Evet gerçek oydu ki bir zamanlar tramvaylarla o İstanbul'un caddeleri sokakları arasında müthiş bir uyum güzelliği vardı.
Sokaklar arasında dolaşan sütçü dutçu hallaç nasıl günün vazgeçilmez manzaralarından ise o raylar üzerinde tek veya iki katlı bahçeli evlerin önünde tango yaparcasına dolaşan tramvaylar da öylesine vazgeçilmez birer parçasıydılar o günlerdeki İstanbul'umuzun.
Gökdelensiz henüz tuğlasını göğe yaslamamış tek katlı İstanbul'da duyulan "çan çan" sesleri bir hicazın yada nihavendin nağmelerini usta bir ud'tan alıp sokaklara döker tramvay'ın arşı ile elektrik tellerinin buluşmasında etrafa saçılan şarareler gecenin karanlığını siyahtan koparıp mor lacivert karışımı bir aydınlığa götürürdü yer yer.
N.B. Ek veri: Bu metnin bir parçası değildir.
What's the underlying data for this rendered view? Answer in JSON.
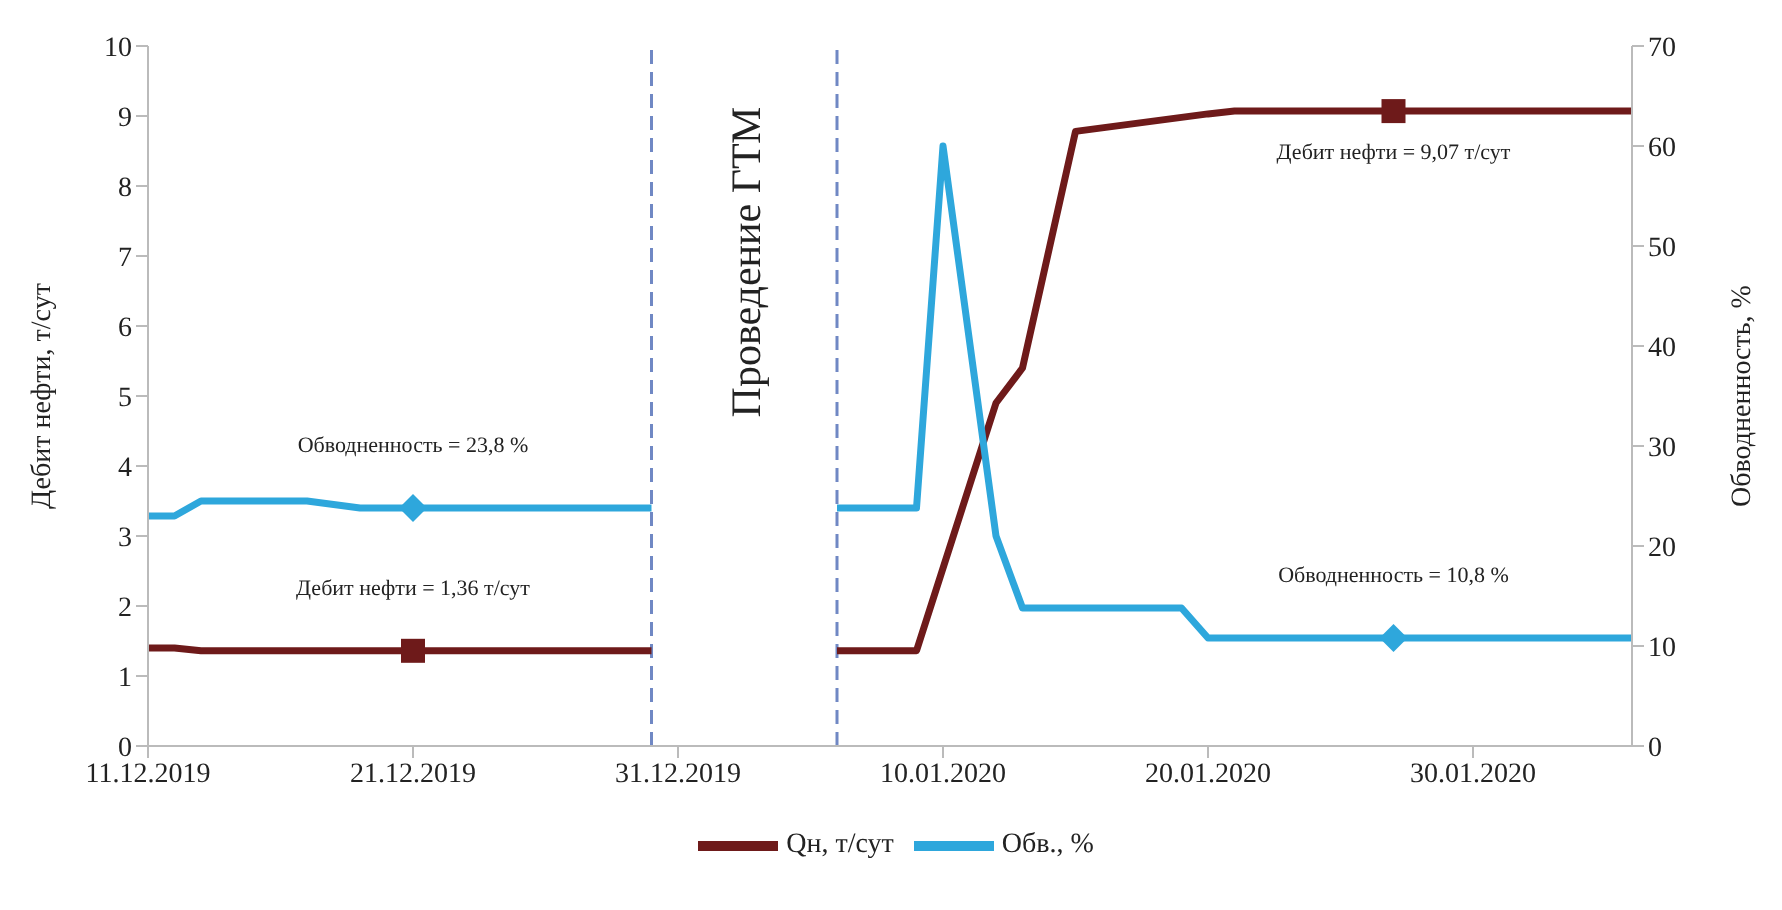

Bugün parke taşı döşeli İstanbul sokaklarında demir rayların izleri kalmadıysa da bazı yüreklerde bu izler hala duruyor.
Şimdilerde Taksim-Tünel arasında ikinci hayatını yaşayan tramvayları gören eski İstanbullular onlarla birlikte kaybolup giden simaları da özlemle anıyorlar "geçmiş zaman olur ki ......" diye mırıldanarak.